ExxonMobil has become an unlikely ally to the green opponents of fracking by calling for more disclosure of the process. Their CEO said confidence in the process would only improve if the nature of the fluids used in fracking were made public.

Rex W. Tillerson said: “Natural gas from shale holds tremendous promise in many places in Europe due to its lower carbon intensity and suitability for power generation, but we want policymakers and the public to be confident that it can be produced safely and responsibly.”

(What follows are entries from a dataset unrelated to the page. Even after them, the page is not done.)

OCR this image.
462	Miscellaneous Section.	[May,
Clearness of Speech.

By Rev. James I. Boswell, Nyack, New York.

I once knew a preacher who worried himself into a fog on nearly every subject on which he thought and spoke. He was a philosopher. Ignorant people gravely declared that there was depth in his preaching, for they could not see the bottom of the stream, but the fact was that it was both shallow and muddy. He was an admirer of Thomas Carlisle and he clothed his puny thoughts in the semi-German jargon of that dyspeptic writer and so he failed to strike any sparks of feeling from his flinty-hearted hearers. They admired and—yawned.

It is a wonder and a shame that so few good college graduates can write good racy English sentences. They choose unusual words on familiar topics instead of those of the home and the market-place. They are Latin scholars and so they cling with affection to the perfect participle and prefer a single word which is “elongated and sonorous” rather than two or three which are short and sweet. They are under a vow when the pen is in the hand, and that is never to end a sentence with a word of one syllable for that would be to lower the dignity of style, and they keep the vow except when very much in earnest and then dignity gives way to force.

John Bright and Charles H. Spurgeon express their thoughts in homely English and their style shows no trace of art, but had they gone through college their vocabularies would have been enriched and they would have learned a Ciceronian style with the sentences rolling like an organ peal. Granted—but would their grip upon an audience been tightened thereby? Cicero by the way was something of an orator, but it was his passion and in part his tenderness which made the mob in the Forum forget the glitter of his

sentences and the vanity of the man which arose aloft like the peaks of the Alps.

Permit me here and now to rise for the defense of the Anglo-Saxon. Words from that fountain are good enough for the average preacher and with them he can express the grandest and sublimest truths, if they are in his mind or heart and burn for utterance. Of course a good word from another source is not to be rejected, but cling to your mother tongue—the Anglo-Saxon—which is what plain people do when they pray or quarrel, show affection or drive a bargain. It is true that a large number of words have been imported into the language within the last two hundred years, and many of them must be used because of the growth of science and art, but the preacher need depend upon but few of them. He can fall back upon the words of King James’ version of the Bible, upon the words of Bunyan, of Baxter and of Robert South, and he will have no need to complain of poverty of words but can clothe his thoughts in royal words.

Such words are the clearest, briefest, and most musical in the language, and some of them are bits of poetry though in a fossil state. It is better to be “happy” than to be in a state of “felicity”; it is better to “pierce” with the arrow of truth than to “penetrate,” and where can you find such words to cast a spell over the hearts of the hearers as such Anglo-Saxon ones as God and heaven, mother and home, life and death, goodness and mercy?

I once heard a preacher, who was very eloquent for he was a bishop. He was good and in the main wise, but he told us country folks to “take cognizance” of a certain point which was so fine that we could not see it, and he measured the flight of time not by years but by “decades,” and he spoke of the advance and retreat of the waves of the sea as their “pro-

Mr Tillerson said that confidence would come from a systematic hydraulic fracturing fluid disclosure program in Europe to provide further information to communities, policymakers and regulators.

Fracking is a process by which trapped gas is released from Shale rock formations by injecting fluid into the gaps in the rock and forcing the gas out. Often the fluid used is water under pressure mixed with other chemicals which help release the gas. Many critics say the fluids are potentially dangerous to the enviroment.

Two years ago ExxonMobil claimed it was commited to the disclosure of hydraulic fracturing fluids by creating the FracFocus website in partnership with the US government. On the site companies submit data about the chemicals they use in the hydraulic fracturing of oil and natural gas wells. ExxonMobil now says a similar site should be set up in Europe.

“A comprehensive disclosure program allows citizens and communities to consider this technology with a strong factual foundation. We believe that will lead to open discussion about environmental protection and risk management and the potential benefits of shale development in Europe,” added Mr Tillerson.

While shale gas development is in its early stages in Europe, many say it has the potential to play a significant role in helping meet Europe’s energy requirements over coming decades. Last week a panel of scientists gave fracking the go-ahead in the UK after a year long hiatus.